A new investigation from tech accountability group The Tech Transparency Project found nearly 200 different ads on Facebook and Instagram that it claims violate the company’s own rules prohibiting ads that “promote the sale or use of weapons, weapon modification accessories, ammunition, or explosives.” Those posts include ads promoting sales of AR-15 style rifles, a controversial long gun form favored by numerous mass shooters that’s become one of the national gun debate’s most symbolic lodestones. The report comes less than six months after a separate investigation found firearms sellers were maneuvering around the platform’s rules against peer-to-peer guns sales.
TTP says it discovered the 173 ads, which include posts promoting accessories like optics and magazines, speed loaders, and gun racks during an investigation conducted between August 15 and August 29, 2022. Some of the advertisers reportedly spent hundreds of thousands of dollars on their campaigns. Though the posts only represent a small fraction of the ads served on Meta platforms, the TTP says its findings nonetheless raise concerns around Meta’s content review system which reportedly relies primarily on artificial intelligence.
“Meta is regularly failing to enforce the rules it has on the books when it comes to gun-related advertising,” TTP said. “Meta is not only allowing such content to reach users in violation of company policy, but it’s reaping a substantial amount of revenue from these ads.”
Some of the ads featured in the investigation appear to illustrate ways sellers are potentially gaming Meta’s automated review process. In one ad, gun seller KG Gun Works posted an image promoting its AR-15 style rifle along with the firearm’s specifications. In the comment section of the post a commenter asks the seller for the firearm’s price. The seller responded saying “FB does not allow pricing.” Other ads from real world gun stores depict images of their firearms and direct readers toward their physical addresses and websites.
In addition to the posts allegedly promoting firearm sales the investigation found 69 different advertisements for gun optics and mounts, and dozens of ads for so-called “speed loaders,” all of which TTP notes still appear to violate Meta’s policies. One of the ads, placed by a page called “Stand for the 2nd Amendment” featured an ad promoting its “AR-15 Five Piece Package,” which includes an illuminated reticle, a green laser, and a mini reflex sight, amongst other attachments. Another ad features a video with text reading “EVERY AR-15 OWNER NEEDS THIS.”

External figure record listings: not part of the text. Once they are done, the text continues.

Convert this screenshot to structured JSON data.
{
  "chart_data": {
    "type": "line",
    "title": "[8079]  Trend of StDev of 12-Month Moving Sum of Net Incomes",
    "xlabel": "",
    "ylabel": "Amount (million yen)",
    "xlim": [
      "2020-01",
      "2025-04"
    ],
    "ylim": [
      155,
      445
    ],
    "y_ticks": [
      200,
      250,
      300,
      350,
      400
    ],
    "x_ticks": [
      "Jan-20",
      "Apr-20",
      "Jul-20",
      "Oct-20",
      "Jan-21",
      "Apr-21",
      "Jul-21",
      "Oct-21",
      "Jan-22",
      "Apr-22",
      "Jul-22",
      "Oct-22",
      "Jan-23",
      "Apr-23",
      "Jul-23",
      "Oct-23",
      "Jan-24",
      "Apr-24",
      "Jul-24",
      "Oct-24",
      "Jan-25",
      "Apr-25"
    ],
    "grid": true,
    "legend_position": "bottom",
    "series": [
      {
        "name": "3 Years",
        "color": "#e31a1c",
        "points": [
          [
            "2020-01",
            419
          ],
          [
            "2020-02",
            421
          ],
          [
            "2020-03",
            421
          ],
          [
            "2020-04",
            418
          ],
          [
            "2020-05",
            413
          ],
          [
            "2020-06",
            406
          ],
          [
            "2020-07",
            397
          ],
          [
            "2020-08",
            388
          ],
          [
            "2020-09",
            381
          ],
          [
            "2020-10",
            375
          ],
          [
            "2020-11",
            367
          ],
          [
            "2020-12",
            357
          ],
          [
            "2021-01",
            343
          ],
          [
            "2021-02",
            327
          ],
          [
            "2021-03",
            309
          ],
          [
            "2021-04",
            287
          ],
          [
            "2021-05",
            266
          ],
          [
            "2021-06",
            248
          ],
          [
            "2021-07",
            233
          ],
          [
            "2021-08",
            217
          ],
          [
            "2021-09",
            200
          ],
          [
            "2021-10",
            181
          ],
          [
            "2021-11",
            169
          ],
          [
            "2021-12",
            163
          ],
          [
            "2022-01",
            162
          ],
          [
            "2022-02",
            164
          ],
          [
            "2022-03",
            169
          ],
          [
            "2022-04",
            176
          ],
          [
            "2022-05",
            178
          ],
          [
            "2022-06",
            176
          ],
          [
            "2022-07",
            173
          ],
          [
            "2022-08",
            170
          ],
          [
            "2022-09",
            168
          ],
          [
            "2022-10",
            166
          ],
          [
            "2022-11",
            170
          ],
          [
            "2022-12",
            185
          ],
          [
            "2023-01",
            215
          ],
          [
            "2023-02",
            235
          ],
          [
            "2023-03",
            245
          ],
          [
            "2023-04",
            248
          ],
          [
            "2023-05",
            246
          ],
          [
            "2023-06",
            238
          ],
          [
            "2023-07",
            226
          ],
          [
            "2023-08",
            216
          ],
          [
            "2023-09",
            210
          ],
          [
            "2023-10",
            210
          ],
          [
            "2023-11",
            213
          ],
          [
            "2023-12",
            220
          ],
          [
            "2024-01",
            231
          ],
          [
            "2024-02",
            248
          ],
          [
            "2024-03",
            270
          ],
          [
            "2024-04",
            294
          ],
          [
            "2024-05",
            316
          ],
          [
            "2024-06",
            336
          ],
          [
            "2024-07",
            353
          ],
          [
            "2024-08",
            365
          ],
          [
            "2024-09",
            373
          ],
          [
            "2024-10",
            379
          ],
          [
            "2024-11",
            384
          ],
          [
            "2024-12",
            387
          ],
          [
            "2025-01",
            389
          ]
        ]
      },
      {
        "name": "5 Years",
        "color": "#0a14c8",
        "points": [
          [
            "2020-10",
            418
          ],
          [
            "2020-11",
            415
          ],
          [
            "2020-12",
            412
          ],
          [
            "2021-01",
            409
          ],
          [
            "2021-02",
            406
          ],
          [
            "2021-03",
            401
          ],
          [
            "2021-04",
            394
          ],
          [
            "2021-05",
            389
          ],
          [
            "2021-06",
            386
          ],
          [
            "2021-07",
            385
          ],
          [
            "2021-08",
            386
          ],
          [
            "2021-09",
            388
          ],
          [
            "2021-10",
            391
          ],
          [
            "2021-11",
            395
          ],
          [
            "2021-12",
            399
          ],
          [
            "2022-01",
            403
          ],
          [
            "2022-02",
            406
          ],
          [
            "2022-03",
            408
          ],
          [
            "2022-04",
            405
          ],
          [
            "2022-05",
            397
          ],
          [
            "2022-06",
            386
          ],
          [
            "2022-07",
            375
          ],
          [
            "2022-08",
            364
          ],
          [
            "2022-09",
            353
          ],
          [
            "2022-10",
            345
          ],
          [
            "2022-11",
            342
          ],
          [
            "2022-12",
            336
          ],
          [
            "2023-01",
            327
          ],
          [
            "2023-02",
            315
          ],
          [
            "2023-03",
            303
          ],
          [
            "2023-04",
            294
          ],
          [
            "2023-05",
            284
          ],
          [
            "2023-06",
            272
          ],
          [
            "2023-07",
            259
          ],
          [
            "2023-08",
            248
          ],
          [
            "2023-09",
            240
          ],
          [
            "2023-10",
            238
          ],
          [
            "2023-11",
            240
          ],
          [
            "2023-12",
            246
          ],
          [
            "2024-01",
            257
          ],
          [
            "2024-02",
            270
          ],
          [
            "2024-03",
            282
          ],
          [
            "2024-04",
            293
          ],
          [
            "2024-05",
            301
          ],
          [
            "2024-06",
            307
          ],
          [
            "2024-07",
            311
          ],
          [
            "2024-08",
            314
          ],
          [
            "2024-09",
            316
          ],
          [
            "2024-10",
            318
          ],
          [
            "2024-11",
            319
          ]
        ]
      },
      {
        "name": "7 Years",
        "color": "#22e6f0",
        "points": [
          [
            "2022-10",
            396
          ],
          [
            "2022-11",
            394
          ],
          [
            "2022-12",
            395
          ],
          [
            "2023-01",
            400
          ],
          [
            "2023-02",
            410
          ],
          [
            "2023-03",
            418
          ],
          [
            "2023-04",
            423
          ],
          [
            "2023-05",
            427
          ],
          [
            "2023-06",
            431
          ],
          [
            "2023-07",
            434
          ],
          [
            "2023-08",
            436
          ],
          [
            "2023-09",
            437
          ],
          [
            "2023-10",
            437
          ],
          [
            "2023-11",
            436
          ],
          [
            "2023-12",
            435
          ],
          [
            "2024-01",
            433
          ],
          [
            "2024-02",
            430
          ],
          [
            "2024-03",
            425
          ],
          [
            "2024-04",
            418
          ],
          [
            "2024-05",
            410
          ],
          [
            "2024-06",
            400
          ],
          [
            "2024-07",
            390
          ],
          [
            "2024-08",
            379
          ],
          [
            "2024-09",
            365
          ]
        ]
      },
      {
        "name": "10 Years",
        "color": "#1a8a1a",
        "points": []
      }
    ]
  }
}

Some of the sellers wrote disclaimers saying they don’t promote the sale of weapons or ammunition but then go on to advertise items like speed reloading devices which TTP notes are clearly used to enhance a firearms functionality. The investigation also found 32 ads for gun raffles where individuals raise money for a charity or some other cause by selling off raffle tickets for a firearm, some of which included AR-15s. Meta’s policies don’t appear to mention raffles specifically.
Meta did not immediately respond to Gizmodo’s request for comment.
The TTP report comes just four months after The Washington Post published a report pointing out how buyers and sellers on the platform can violate rules against weapons sales up to 10 times before they are kicked off the platform. Gizmodo also found examples of users pursuing loopholes around the rules with one seller presenting a Gizmodo reporter with a small handgun even though it was listed as a “gun case.”
Meta has taken issue with the Post report, with spokesperson Andy Stone even taking to Twitter to argue the publication’s portrayal of the strike system, “distorts” the company’s approach. There are some situations, Stone said, where a seller could have their account removed after one occurrence. It doesn’t help that the report went live weeks after a horrific school shooting in Uvalde, Texas that left 19 children and two staff dead.